The itNews story provides:
Exact number of participants caught up in incident is still unknown.
The National Disability Insurance Agency (NDIA) staffer charged in connection with a data breach is alleged to have shared around 11,000 “records” with at least one service provider associated with the scheme.
Government services minister Bill Shorten quantified the size of the data breach during a doorstop interview in Canberra.
“It appears … the charge is that this person is alleged to have provided about 11,000 records, not all participants, to providers,” Shorten said.
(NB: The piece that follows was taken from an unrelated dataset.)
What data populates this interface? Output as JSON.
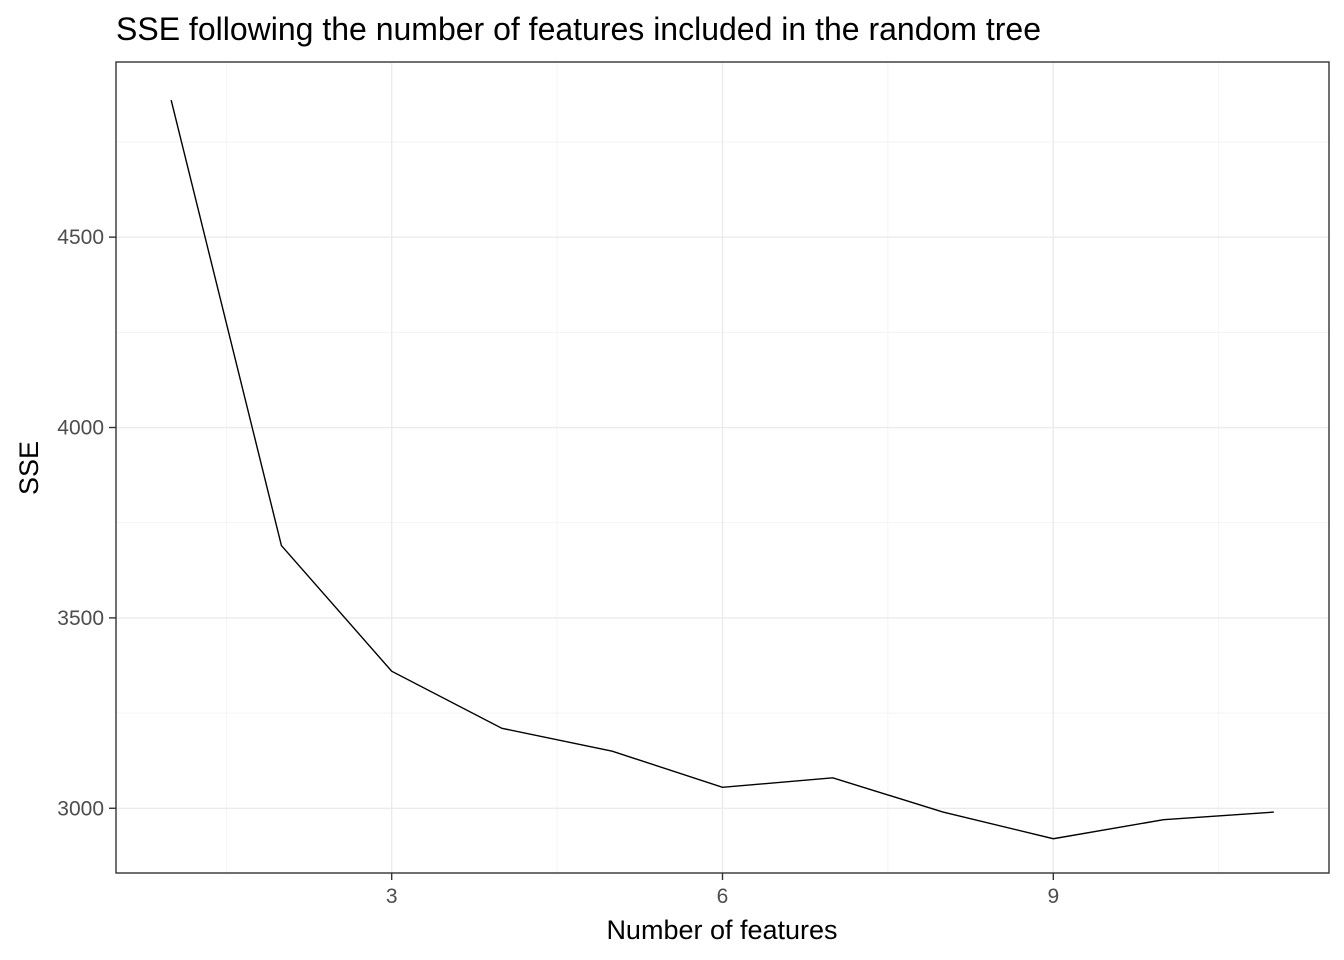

Shorten would not confirm the actual number of participants who had their data leaked, or clarify the participants-to-records ratio.
He would only say that the number of participants caught up is “a smaller number than the 11,000 [records].”
Shorten suggested the alleged unauthorised sharing of data had not been occurring for a long time.
He noted it was “not a cyber breach” of the agency, but instead a case of insider threat.
“We don’t think it’s been going on for a very long time,” he said.
“I don’t want to comment too much more about the individual investigation, but certainly it is the case that someone who was working within the public service at the NDIA has provided information of a personal nature, and we’ve acted.”
Earlier, iTnews reported that “some” of the information disclosed on participants included “full name, date of birth, gender address, including postcode,” but that “in a small number of cases … further details [were] disclosed.”
The staffer, and a person associated with one service provider, have been arrested and charged.
The agency said it “believes this incident is financially motivated”.
It said that all impacted individuals would be directly contacted by the NDIA.